The brief was prepared and filed on behalf of the SPLC, JEA and NSPA by Joseph P. Esposito, Thomas C. Goodhue, Ian Conner and Dennis Gucciardo of Hunton & Williams in Washington, D.C., one of the nation’s leading media-law and litigation firms with 18 offices throughout the United States, Europe and Asia.

“It sends a strong message that the SPLC, the JEA and the NSPA came together to sound the alarm that this case goes far beyond the issue of one political cartoon. The district court’s approach dangerously expands the ability of school administrators to censor speech critical of their policies, even if the speech is created on students’ off-hours and not subsidized by the school at all,” said attorney Frank D. LoMonte, executive director of the SPLC.

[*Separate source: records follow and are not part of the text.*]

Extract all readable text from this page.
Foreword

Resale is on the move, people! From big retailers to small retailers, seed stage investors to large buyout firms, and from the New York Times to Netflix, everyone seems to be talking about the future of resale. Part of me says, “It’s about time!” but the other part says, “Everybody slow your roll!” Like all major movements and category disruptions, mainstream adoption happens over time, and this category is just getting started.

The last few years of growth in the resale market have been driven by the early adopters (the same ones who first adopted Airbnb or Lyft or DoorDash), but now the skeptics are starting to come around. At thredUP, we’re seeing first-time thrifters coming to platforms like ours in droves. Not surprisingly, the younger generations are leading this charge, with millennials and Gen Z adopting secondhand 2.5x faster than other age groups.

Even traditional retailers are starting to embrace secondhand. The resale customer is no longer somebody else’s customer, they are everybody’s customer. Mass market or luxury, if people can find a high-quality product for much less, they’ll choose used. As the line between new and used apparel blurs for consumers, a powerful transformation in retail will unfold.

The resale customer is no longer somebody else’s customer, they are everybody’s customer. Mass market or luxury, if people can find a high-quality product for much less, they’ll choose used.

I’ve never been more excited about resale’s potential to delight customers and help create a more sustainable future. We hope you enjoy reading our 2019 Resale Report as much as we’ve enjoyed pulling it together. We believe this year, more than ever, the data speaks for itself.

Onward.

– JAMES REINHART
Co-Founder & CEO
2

LoMonte said the district court erroneously relied on two Supreme Court precedents that do not apply to The Tattler or The March Issue. The first case, Hazelwood School District v. Kuhlmeier (1988), applies only to school-funded curricular publications, while both The Tattler and The March Issue were extracurricular. The second case, Morse v. Frederick (2007), applies only to speech encouraging illegal drug use, not to criticism of school policies. “The effect of the district court’s ruling is to say that schools can suppress any speech by labeling it ‘harmful.’ That’s not the law, and the Second Circuit needs to say so unequivocally,” LoMonte said.